When I got off the phone, the editor, with a bemused look on his face, said, “Kid (they always called me Kid), let me show you how to deal with that kind of call.”

He picked up the telephone receiver and said into it, “Yes, mam, that was clearly the most egregious act of nincompoopery that has been committed since the cooling of the earth’s crust. If it was within my power, I would have that incompetent jerk flogged, if not shot, as an example to the rest of the profession.”

Hang up

‘Now,” he continued, “here’s the trick. Right in the middle of your diatribe, hang up. Right in the middle of the sentence. Nobody would ever think you’d hang up on yourself; they’re going to assume it was a telephone glitch. If you’re lucky, you’ve managed to work them out of their mad and you’ll never hear from them again. To be on the safe side, though, NOW would be a good time to walk across the street for a cup of coffee. Let one of your coworkers be the one to catch the call if she’s still got bile to spill.”

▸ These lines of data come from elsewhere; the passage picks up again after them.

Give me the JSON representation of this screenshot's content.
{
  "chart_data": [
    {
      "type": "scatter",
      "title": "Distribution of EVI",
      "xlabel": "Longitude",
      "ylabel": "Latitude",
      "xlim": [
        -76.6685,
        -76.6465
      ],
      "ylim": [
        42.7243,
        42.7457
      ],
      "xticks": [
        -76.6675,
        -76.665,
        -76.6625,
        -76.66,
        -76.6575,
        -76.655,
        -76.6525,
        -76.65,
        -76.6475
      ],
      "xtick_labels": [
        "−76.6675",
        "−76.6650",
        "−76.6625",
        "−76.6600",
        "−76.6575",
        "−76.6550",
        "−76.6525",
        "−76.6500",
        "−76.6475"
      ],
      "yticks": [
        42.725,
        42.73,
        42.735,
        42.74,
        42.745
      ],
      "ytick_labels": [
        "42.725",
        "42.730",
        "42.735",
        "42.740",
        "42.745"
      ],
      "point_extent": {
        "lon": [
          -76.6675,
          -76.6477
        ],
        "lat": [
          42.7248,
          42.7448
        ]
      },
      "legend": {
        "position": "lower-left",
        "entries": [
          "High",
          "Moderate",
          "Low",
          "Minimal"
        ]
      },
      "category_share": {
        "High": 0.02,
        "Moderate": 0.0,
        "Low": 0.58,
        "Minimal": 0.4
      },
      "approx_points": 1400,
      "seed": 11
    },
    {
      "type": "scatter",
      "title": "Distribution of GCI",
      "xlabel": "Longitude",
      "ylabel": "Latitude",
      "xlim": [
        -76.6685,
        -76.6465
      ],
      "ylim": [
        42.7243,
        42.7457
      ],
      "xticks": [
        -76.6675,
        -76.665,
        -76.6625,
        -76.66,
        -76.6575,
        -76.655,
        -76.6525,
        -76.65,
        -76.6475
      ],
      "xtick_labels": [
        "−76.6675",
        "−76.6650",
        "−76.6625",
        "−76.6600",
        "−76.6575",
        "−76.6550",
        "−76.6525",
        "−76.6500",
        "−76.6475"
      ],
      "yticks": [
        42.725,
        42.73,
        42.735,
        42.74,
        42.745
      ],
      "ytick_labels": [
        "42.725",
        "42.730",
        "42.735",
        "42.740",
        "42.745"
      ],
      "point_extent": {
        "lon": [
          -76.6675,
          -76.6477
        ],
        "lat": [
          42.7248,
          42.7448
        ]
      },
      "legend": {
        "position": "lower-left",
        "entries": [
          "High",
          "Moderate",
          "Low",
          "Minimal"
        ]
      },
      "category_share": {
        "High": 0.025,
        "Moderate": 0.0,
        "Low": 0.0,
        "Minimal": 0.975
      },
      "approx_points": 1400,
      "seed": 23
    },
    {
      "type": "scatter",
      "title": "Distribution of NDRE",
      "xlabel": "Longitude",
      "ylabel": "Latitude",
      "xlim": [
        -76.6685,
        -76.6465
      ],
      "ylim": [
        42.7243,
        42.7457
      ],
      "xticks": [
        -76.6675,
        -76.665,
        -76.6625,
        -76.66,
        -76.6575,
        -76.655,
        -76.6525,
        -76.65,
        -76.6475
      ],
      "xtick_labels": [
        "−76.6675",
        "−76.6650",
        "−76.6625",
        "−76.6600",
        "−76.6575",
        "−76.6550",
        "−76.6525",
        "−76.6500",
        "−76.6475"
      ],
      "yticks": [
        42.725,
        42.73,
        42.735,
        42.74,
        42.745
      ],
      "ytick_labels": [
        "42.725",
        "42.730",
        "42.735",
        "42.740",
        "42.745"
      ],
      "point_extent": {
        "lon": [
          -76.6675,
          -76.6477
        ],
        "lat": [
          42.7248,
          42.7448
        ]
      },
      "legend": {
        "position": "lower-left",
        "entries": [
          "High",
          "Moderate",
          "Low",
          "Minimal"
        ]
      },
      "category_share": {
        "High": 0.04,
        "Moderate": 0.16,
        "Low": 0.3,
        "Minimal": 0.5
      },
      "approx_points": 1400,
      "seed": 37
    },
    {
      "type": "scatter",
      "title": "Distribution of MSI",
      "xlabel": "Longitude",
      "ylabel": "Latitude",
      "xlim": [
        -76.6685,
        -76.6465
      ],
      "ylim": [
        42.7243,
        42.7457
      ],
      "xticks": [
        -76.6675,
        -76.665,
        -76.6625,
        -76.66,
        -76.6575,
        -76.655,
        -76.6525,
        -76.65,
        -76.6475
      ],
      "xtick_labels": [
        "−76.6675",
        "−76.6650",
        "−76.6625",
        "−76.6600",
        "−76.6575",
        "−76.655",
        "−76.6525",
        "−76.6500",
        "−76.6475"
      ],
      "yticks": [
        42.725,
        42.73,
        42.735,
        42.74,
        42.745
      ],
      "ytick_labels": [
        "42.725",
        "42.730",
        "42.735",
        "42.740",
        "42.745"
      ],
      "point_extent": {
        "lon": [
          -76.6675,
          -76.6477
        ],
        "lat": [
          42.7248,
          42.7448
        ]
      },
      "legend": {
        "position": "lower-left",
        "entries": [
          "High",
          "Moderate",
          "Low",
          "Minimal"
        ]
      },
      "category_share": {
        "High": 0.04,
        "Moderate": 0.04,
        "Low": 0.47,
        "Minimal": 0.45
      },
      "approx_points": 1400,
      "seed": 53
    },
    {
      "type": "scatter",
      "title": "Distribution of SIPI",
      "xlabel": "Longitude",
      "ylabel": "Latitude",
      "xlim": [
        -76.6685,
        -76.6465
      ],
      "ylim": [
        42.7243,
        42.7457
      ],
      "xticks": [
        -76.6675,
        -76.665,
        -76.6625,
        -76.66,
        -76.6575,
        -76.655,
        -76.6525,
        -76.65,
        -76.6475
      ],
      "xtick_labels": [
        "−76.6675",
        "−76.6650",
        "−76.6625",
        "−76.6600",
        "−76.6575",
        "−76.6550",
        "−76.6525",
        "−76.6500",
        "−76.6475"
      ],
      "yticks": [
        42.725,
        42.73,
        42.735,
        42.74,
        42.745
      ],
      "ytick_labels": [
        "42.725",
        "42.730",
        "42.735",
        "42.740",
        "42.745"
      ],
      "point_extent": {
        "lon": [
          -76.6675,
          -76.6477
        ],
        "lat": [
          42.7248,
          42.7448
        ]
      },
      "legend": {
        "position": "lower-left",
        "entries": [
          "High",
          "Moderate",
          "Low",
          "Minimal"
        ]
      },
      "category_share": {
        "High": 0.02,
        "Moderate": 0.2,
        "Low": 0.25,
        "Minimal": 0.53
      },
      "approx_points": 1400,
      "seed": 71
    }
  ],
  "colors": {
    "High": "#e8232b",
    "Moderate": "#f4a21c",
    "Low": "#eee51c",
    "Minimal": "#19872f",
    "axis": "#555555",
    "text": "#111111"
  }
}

The only thing they remembered

After I moved out of the newsroom and into telecommunications, I’d tell that story when I was training call center personnel. I never actually heard a customer service agent do that, but I know that it was usually the only thing they’d mention from their training when I’d run into them in the hallway years later.

1 comment to The Principal Was Not Amused

  • Wow! I love that lesson in customer management! I plan to use it the next chance I get–that is, if I can just get past the customer’s diatribe!
    I once hung up on such a lecture–but, of course, that did no good whatsoever, as she managed to track down my publisher, and he sent back word that I was to call and apologize. I’ve been that route before, and I know that if the customer uses that opportunity to continue the diatribe, I’ll just hang up again.
    I bought a card, wrote a maudlin note of apology, and mailed it!